The toll from floods and landslides in the east of the Democratic Republic of Congo, has risen to 203 people dead as more bodies are recovered, an administrative official said Saturday.

The provisional death toll, announced late on Friday by the provincial governor, was at least 176 dead.

"Here in Bushushu, 203 bodies have already been removed from the rubble," said Thomas Bakenga, administrator of Kalehe territory, where the affected villages are located.

APTOPIX Congo Floods
Relatives gather to identify bodies in the village of Nyamukubi, South Kivu province, Congo, Saturday, May 6, 2023.  Moses Sawasawa via AP

It was not possible to evaluate the full extent of the human losses and material damage, he told local media.

Heavy rainfall in the Kalehe region of South Kivu province on Thursday caused rivers to overflow, causing landslides that engulfed the villages of Bushushu and Nyamukubi.

The hillside also gave way at Nyamukubi, where the weekly market was held on Thursday, Bakenga added.

In all, several villages were submerged, many houses washed away and fields devastated when rivers in the region burst their banks due to the heavy rains.

Congolese doctor and Nobel Peace Prize winner Denis Mukwege, whose clinic is located in Bukavu, the capital of South Kivu, said Saturday he had sent a team of surgeons, anesthetists and technicians to the area to "provide the population with emergency medical aid."

Congo Floods
People walk next to a house destroyed by the floods in the village of Nyamukubi, South Kivu province, in Congo.
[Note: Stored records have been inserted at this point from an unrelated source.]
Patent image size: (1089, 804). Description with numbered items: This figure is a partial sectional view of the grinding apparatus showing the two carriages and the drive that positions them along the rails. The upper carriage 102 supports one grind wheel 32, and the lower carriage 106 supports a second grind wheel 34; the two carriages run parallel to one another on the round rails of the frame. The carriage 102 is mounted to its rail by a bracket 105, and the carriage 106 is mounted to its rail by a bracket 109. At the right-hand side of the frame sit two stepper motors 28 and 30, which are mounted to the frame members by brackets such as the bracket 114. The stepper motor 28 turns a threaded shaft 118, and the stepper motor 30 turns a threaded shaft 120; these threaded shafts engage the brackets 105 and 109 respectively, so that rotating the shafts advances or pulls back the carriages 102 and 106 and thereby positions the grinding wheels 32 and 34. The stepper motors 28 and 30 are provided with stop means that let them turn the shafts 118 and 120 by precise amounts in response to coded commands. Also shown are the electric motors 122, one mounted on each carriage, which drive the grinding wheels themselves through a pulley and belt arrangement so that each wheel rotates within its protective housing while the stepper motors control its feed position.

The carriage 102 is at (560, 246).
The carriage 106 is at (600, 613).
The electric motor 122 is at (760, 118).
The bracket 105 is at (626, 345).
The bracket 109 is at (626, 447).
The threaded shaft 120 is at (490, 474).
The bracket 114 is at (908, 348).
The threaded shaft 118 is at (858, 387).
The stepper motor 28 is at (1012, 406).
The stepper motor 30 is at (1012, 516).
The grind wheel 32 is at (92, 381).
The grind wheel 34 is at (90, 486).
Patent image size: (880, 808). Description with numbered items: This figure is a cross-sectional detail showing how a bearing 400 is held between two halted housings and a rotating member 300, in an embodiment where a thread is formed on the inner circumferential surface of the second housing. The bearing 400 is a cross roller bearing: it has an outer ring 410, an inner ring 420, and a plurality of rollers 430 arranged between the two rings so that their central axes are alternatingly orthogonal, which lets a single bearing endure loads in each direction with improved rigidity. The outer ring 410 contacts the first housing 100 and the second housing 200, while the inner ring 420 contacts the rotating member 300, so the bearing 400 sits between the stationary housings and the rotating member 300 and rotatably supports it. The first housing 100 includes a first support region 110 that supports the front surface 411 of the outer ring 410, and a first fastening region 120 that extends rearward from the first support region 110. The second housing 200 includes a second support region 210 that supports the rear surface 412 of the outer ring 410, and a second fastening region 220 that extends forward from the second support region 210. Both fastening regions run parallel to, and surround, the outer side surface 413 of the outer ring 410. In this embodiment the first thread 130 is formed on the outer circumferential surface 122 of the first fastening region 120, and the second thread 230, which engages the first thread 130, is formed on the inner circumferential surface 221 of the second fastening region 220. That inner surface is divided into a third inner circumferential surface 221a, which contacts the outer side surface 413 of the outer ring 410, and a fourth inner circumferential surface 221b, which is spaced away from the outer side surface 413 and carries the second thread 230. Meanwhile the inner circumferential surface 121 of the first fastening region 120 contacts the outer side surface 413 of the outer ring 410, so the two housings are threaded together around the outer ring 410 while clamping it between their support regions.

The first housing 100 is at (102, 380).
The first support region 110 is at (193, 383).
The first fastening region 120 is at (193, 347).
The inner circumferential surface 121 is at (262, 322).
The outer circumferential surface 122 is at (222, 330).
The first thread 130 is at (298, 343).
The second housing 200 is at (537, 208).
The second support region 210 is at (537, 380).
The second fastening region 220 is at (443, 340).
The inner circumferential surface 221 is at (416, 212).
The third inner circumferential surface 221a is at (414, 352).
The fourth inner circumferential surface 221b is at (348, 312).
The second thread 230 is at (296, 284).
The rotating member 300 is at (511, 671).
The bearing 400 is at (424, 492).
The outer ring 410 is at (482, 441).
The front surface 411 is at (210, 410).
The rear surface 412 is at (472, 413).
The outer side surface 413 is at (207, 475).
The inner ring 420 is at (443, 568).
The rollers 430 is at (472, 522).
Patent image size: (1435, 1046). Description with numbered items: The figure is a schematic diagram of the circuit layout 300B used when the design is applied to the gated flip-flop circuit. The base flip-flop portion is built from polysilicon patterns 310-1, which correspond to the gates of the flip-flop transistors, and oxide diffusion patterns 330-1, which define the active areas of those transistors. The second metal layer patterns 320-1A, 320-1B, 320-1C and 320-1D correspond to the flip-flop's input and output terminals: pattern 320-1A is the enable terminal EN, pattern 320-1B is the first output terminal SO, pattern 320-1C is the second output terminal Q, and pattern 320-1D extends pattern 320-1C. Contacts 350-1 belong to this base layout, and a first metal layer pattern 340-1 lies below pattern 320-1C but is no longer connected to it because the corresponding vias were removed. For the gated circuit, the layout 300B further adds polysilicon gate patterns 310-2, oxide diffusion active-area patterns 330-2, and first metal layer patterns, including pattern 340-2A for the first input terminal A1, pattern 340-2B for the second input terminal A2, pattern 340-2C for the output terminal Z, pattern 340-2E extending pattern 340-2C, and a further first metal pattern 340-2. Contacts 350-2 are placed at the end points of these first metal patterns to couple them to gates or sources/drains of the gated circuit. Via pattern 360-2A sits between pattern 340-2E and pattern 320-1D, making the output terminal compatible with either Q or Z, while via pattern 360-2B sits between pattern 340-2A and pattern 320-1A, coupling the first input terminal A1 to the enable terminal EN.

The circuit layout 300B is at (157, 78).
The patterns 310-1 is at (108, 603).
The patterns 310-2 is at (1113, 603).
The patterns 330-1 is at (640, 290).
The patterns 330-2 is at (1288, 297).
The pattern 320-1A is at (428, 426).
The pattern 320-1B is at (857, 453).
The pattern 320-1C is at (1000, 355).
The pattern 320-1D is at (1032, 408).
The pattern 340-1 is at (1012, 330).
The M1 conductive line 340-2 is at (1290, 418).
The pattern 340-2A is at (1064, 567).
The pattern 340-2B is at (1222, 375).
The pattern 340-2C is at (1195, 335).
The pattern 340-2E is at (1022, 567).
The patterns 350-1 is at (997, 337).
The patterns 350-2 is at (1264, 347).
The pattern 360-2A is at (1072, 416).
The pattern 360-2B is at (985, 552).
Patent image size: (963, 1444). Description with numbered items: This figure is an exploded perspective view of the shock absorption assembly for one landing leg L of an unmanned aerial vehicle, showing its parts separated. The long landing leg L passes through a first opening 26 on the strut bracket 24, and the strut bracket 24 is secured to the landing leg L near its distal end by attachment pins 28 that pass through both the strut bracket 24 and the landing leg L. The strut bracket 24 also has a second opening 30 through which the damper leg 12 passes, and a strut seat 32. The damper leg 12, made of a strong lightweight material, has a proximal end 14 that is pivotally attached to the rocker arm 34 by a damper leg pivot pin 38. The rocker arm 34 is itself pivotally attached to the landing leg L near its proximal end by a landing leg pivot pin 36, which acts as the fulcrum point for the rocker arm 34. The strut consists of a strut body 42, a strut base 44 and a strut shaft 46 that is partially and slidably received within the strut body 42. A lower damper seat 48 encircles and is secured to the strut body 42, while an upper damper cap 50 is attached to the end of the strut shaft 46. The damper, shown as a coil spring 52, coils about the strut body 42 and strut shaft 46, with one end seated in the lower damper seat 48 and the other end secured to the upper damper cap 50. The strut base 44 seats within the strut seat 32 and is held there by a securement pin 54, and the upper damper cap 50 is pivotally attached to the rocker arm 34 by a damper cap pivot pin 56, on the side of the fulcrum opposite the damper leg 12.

Moses Sawasawa via AP

The disaster came two days after floods killed at least 131 people and destroyed thousands of homes in neighboring Rwanda.

UN Secretary-General Antonio Guterres on Saturday offered his condolences to the victims of the "catastrophic floods" in Rwanda and DR Congo.

"This is yet another illustration of accelerating climate change and its disastrous impact on countries that have done nothing to contribute to global warming," he said during a visit to Burundi.

Experts say extreme weather events are happening with increased frequency and intensity due to climate change.